Padma tak punya pilihan lain selain menuruti kata-kata ibunya. Di belakang rumahnya, terdapat kolam renang tempat di mana biasanya keluarga mereka menghabiskan waktu untuk bersantai atau untuk berolahraga.

“Nah, itu Padma-nya.” Ayah Padma langsung tersenyum lebar begitu mendapati putrinya berjalan menuju kursi santai yang ia duduki dengan Badai. Walau begitu, keningnya mengernyit saat melihat penampilan anaknya.

“Makasih, Pa, udah nemenin Badai.” Padma berkata dengan sok manis dan membuat ayahnya mengusap puncak kepala Padma dengan penuh kasih sayang—juga jadi lupa untuk menegur putrinya yang berpakaian seperti orang mau tidur saat bertemu dengan calon suaminya.

“Om tinggal dulu ya, Badai.”

Badai mengangguk sopan dan membuat Padma menahan diri untuk tidak memutar bola matanya. “Iya, Om.”

Di depan orangtuanya saja lelaki itu bisa bertingkah sopan dan seperti manusia. Kalau sudah berdua saja dengannya, Badai seperti manusia primitif yang menatapnya seakan ia adalah makanan—dan hal itu membuat Padma jengah.

Padma beranjak duduk di kursi yang berdampingan dengan Badai. Di antara mereka ada meja bulat berisi sepoci teh yang masih hangat dan dua cangkir. Satu cangkir untuk Badai yang sudah terisi dan satu cangkir lainnya masih kosong.

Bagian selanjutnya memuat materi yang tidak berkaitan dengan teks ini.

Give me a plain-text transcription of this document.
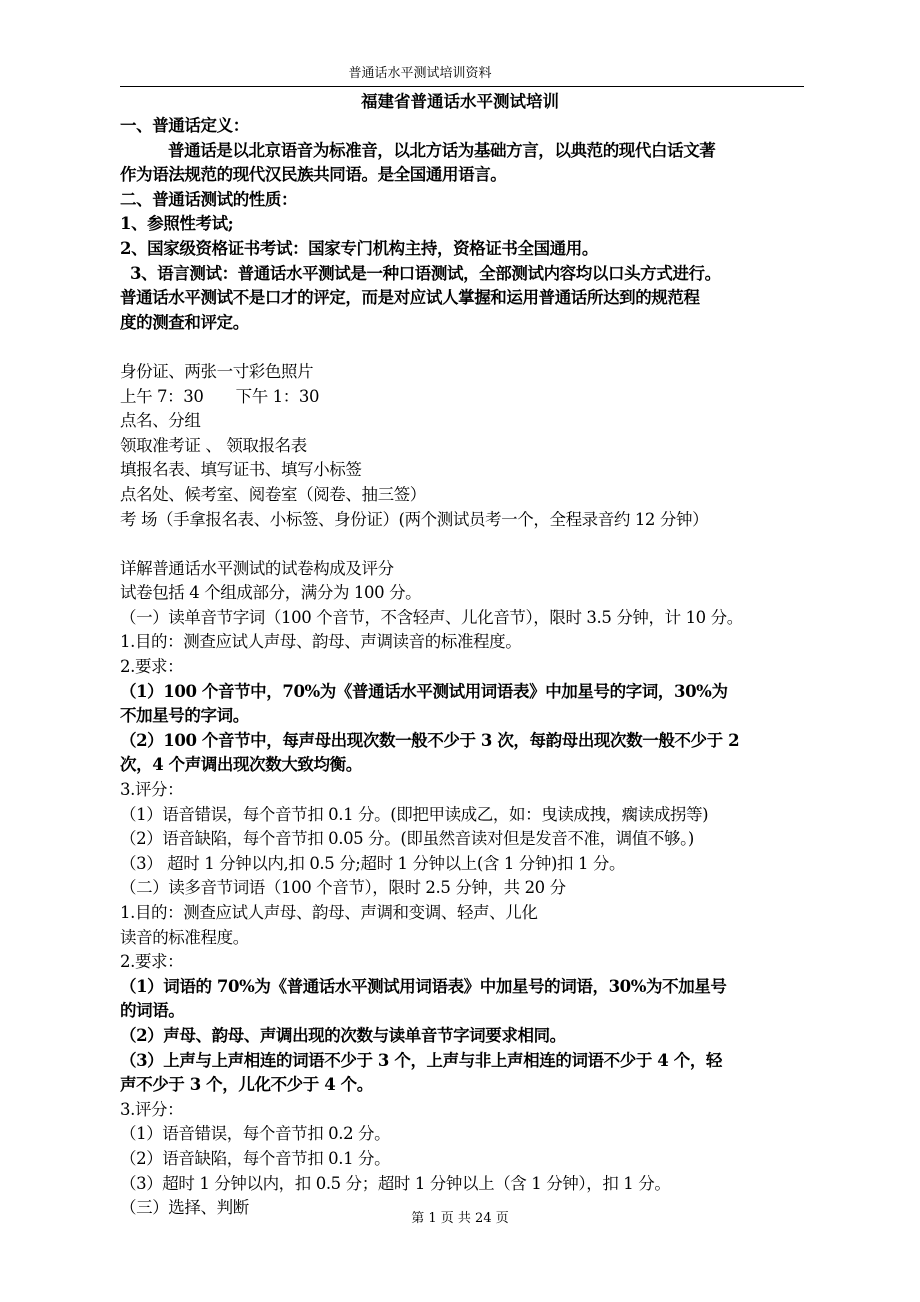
普通话水平测试培训资料
福建省普通话水平测试培训

一、普通话定义：

普通话是以北京语音为标准音，以北方话为基础方言，以典范的现代白话文著

作为语法规范的现代汉民族共同语。是全国通用语言。

二、普通话测试的性质：

1、参照性考试;

2、国家级资格证书考试：国家专门机构主持，资格证书全国通用。

3、语言测试：普通话水平测试是一种口语测试，全部测试内容均以口头方式进行。

普通话水平测试不是口才的评定，而是对应试人掌握和运用普通话所达到的规范程

度的测查和评定。

身份证、两张一寸彩色照片

上午 7：30　　下午 1：30

点名、分组

领取准考证 、 领取报名表

填报名表、填写证书、填写小标签

点名处、候考室、阅卷室（阅卷、抽三签）

考 场（手拿报名表、小标签、身份证）(两个测试员考一个，全程录音约 12 分钟）

详解普通话水平测试的试卷构成及评分

试卷包括 4 个组成部分，满分为 100 分。

（一）读单音节字词（100 个音节，不含轻声、儿化音节），限时 3.5 分钟，计 10 分。

1.目的：测查应试人声母、韵母、声调读音的标准程度。

2.要求：

（1）100 个音节中，70%为《普通话水平测试用词语表》中加星号的字词，30%为

不加星号的字词。

（2）100 个音节中，每声母出现次数一般不少于 3 次，每韵母出现次数一般不少于 2

次，4 个声调出现次数大致均衡。

3.评分：

（1）语音错误，每个音节扣 0.1 分。(即把甲读成乙，如：曳读成拽，瘸读成拐等)

（2）语音缺陷，每个音节扣 0.05 分。(即虽然音读对但是发音不准，调值不够。)

（3） 超时 1 分钟以内,扣 0.5 分;超时 1 分钟以上(含 1 分钟)扣 1 分。

（二）读多音节词语（100 个音节），限时 2.5 分钟，共 20 分

1.目的：测查应试人声母、韵母、声调和变调、轻声、儿化

读音的标准程度。

2.要求：

（1）词语的 70%为《普通话水平测试用词语表》中加星号的词语，30%为不加星号

的词语。

（2）声母、韵母、声调出现的次数与读单音节字词要求相同。

（3）上声与上声相连的词语不少于 3 个，上声与非上声相连的词语不少于 4 个，轻

声不少于 3 个，儿化不少于 4 个。

3.评分：

（1）语音错误，每个音节扣 0.2 分。

（2）语音缺陷，每个音节扣 0.1 分。

（3）超时 1 分钟以内，扣 0.5 分；超时 1 分钟以上（含 1 分钟），扣 1 分。

（三）选择、判断

第 1 页 共 24 页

“Ngapain kamu ke sini?” Padma bertanya sambil menuang teh beraroma lemon itu ke dalam cangkirnya.

“Nyamperin calon istri sebelum kerja.” Badai memberikan cengiran terbaiknya. Kemudian matanya menelusuri penampilan Padma yang benar-benar ‘nyaman dan rumahan’. “Wow, aku suka betismu.”

“Kamu punya fetish sama betis?” Padma menyilangkan kakinya dan menatap Badai dengan tatapan mengejek.

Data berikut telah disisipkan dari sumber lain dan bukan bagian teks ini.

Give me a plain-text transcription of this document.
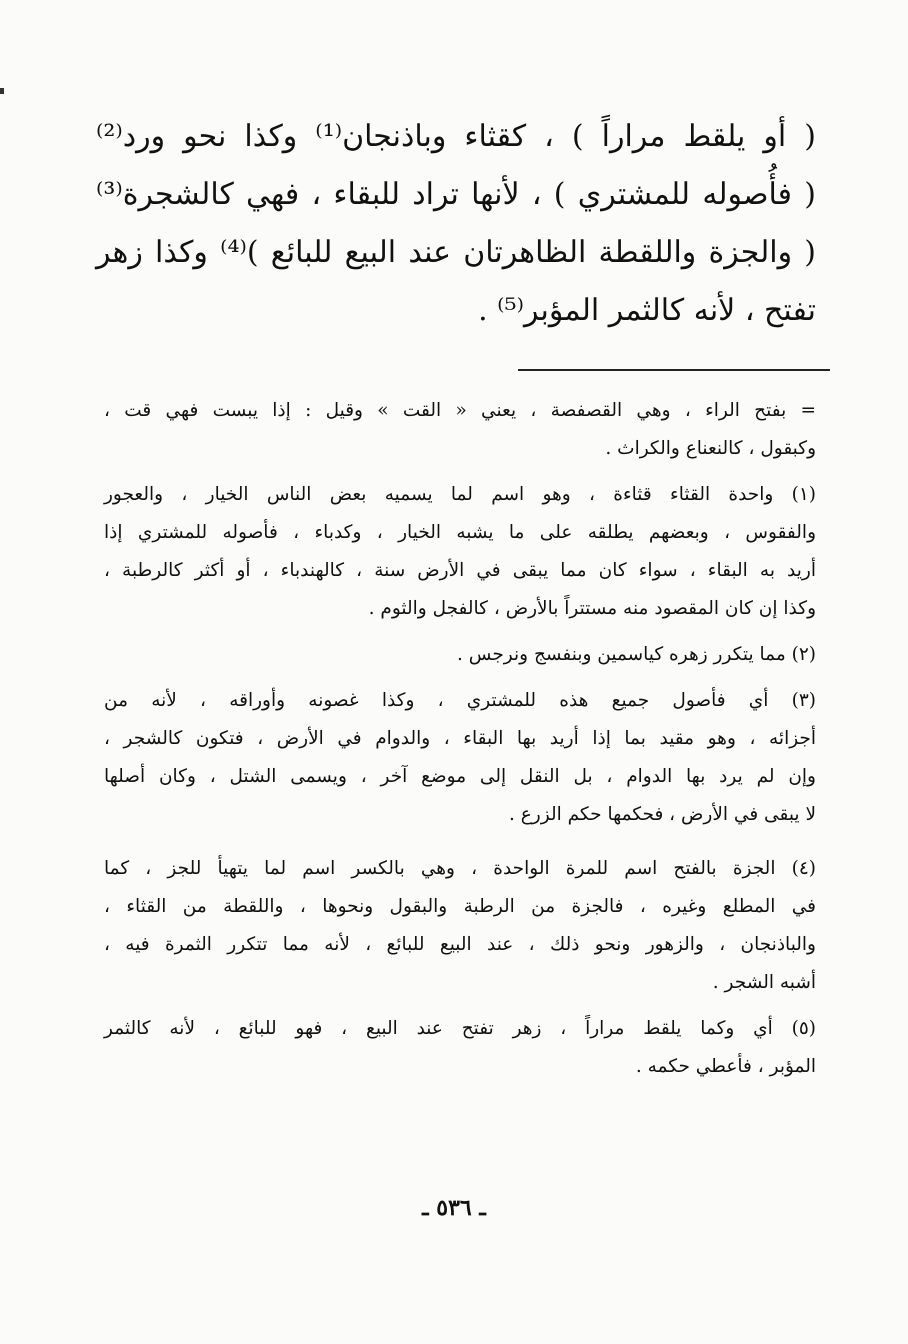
( أو يلقط مراراً ) ، كقثاء وباذنجان⁽¹⁾ وكذا نحو ورد⁽²⁾
( فأُصوله للمشتري ) ، لأنها تراد للبقاء ، فهي كالشجرة⁽³⁾
( والجزة واللقطة الظاهرتان عند البيع للبائع )⁽⁴⁾ وكذا زهر
تفتح ، لأنه كالثمر المؤبر⁽⁵⁾ .
= بفتح الراء ، وهي القصفصة ، يعني « القت » وقيل : إذا يبست فهي قت ،
وكبقول ، كالنعناع والكراث .
(١) واحدة القثاء قثاءة ، وهو اسم لما يسميه بعض الناس الخيار ، والعجور
والفقوس ، وبعضهم يطلقه على ما يشبه الخيار ، وكدباء ، فأصوله للمشتري إذا
أريد به البقاء ، سواء كان مما يبقى في الأرض سنة ، كالهندباء ، أو أكثر كالرطبة ،
وكذا إن كان المقصود منه مستتراً بالأرض ، كالفجل والثوم .
(٢) مما يتكرر زهره كياسمين وبنفسج ونرجس .
(٣) أي فأصول جميع هذه للمشتري ، وكذا غصونه وأوراقه ، لأنه من
أجزائه ، وهو مقيد بما إذا أريد بها البقاء ، والدوام في الأرض ، فتكون كالشجر ،
وإن لم يرد بها الدوام ، بل النقل إلى موضع آخر ، ويسمى الشتل ، وكان أصلها
لا يبقى في الأرض ، فحكمها حكم الزرع .
(٤) الجزة بالفتح اسم للمرة الواحدة ، وهي بالكسر اسم لما يتهيأ للجز ، كما
في المطلع وغيره ، فالجزة من الرطبة والبقول ونحوها ، واللقطة من القثاء ،
والباذنجان ، والزهور ونحو ذلك ، عند البيع للبائع ، لأنه مما تتكرر الثمرة فيه ،
أشبه الشجر .
(٥) أي وكما يلقط مراراً ، زهر تفتح عند البيع ، فهو للبائع ، لأنه كالثمر
المؤبر ، فأعطي حكمه .
ـ ٥٣٦ ـ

“Nggak sih, tapi betismu bagus—hm, cantik, lebih tepatnya.”

“Apa laki-laki di luar sana bakal ngerayu dengan cara yang sama kayak kamu? Ngomongin betisku?”

“Tergantung.” Lelaki yang hari itu mengenakan celana jeans dan kemeja santai tersebut menyandarkan punggungnya ke sandaran kursi. “Sebagian besar lebih suka membicarakan anggota tubuh lain yang lebih… seksi.”

Padma hanya memutar kedua bola matanya.

“Emangnya mantan kamu nggak pernah muji betis kamu?”

Pertanyaan itu membuat Padma langsung ingin menceburkan Badai ke kolam renang di hadapan mereka. “Nggak usah bawa-bawa mantanku, bisa?”

“Nggak, soalnya saat kita pertama kenal juga kan yang kita bahas mantanmu.” Badai menolak untuk menurut pada Padma. Lelaki itu menyugar rambutnya dan menatap Padma dengan penasaran. “Kamu kalau sama mantanmu, nge-date ke mana?”

“Kenapa tanya-tanya soal itu?” tanya Padma balik dengan curiga.

“Aku mau ngajak kamu nge-date besok.”

Padma beruntung ia baru selesai menyesap tehnya. Pasti akan sakit rasanya jika ia tersedak teh panas. Perempuan itu memicingkan matanya dan menopang dagu dengan satu tangan.

“Aku dan mantanku nge-date ke banyak tempat, salah satunya ya ke ranjang,” jawab Padma tanpa basa-basi.

Ia hanya ingin memberi pertanda pada Badai kalau ia tak akan mau diajak ke ranjang oleh lelaki itu seperti saat dulu mereka pertama kali bertemu. “Tapi tentu aja aku nggak mau memperlakukanmu sama seperti saat aku dulu pacaran dengan orang lain.”

“Wow.” Badai berdecak kagum mendengar bagaimana frontalnya Padma. Macan betina dari mana ini? Padahal kedua orangtua Padma begitu baik dan ramah, tidak ada yang galak dan mencekam seperti Padma.

“Bukannya kamu baru mau kerja malam-malam begini? Kapan kamu akan ajak aku nge-date?”

“Aku bisa bangun pagi kok.”

Jawaban Badai terdengar meragukan di telinga Padma. Badai sejak beberapa hari yang lalu sudah menjelaskan tanpa Padma minta, kalau ia bekerja dari malam hingga dini hari. Lalu ia akan tidur di dini hari sampai agak siang.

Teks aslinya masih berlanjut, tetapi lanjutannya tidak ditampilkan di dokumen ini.